Craziest of all things is the success of Reed Grimm. Do you remember Reed Grimm? He's the guy with the family of musicians who's been on stages since he was like knee-high to a Seacrest. So he's got all these showbiz "chops," right? Really knows how to work a crowd, get 'em all jazzed up, yeah? Except, well, no. F. F minus to Reed Grimm. Least favorite contestant so far? Reed Grimm. He's grim. He's worse than that, he's Grimm. He's that bad. What a showboating motherf--ker this guy is, huh? Just a real hot-doggin', knee-knockin' sonofabitch, this one. What did he "sing" last night? He sang "I've Got a Golden Ticket" from Willy Wonka & The Chocolate Factory, because get it they get golden tickets in that movie and they also get them on Idol, except he didn't so much sing it as he did spit out some wails and hisses and some seriously dreadful whiteboy scatting that sounded absolutely nothing (what is it good for?) like the actual song. And he seemed soooo pleased with himself, and all the dope-o-nauts in the audience were all cheering for him because, why, to say loudly "I remember the movie you have just referenced!"? Congratulations, guys, you've seen that movie. We're all terribly proud of you and find you super cool for referencing one of the most laboriously over-referenced movies in movie-referencing history. (I was a movie reference history major at PCU.) And Grimmsy up there with his sh-teating grin, ughhh. How unpleasant! How truly nutso. And yet the judges let him through, I guess because they think he's entertaining and that enough people will be too scared to admit they don't get it so will pretend that they like him and that he's cool. "Who? Reed Grimm? That guy who makes all the... noises, and refers to children's movies from the 1970s and seems almost painfully cocky and sure of himself? Oh, yeah. Yeah... He's... He's great. Just real, real... great." Enough, people! Let's all stand brave and strong and firm on this. Reed Grimm is the pits, the absolute Tartarus of pits, and he should be put back in his shipping container and sent back to whatever second-best-on-campus college a cappella group he crawled out of. Be gone, grim thing!
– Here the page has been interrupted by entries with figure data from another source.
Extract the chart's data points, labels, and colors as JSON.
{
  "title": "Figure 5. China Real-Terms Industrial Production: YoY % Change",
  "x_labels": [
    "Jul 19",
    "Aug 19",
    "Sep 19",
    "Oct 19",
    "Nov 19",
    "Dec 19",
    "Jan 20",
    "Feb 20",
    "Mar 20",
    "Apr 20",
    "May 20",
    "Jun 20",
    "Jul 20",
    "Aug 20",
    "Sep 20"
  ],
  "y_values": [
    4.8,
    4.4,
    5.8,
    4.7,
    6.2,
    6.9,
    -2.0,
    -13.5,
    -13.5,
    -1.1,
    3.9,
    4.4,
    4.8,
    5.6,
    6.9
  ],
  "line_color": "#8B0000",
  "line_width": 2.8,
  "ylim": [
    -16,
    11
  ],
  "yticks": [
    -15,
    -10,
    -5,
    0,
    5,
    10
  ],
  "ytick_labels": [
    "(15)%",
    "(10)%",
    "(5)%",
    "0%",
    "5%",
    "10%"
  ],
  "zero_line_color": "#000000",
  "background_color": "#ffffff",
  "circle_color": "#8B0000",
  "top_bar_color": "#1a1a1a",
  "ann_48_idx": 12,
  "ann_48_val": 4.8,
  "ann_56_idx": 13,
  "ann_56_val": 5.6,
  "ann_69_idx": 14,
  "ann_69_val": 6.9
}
So I think that's basically what there is to say about this episode. That little kid with the impossibly wonderful name of David Leathers (Leathers... it's just so... something) who's otherwise kind of annoying was sent through, as was that weirdo from the park in New York City whose name is something with an "ake" sound in it but I can't remember so I'm just going to call him Jonathan Frakes, he went through. Number Two has made it through. A couple more blonde ladies, and that's it for now. Tonight is... group night I believe? Always more about fighting and social horror than actual singing, but that's OK. I'm just so happy to be at Hollywood Week, you guys. Back in the sweet sunny embrace of Blisshaven, CA. Where everyone's got a hug and a smile for ya, where the world is your oyster, where up in the Hills you can come home from a long day of work, tired and rattled after a scary medical incident, and sit on your couch and close your eyes, and almost drift off to sleep. Until, of course, you hear the key in the lock and the sound of laughter, sloppy slurry laughter, and you look up and there's your, ahem, housemate Tim Urban, and there, uh oh, is his new best pal Colton, Colton Dixon, lord of spikehair. And they're there wobbling in the foyer, obviously drunk, giggling about some conspiratorial thing. And all you want to do is run, oh god just grab Tim's hand and run out the door, because something bad is happening here, something dark and strange, with this Colton character. But for now you're tired, and the sun is dipping down into the Pacific, and soon it will be morning all over again, and you need to sleep. To have a black and empty sleep, free of dreams, there in smoky, smoggy Dreamland.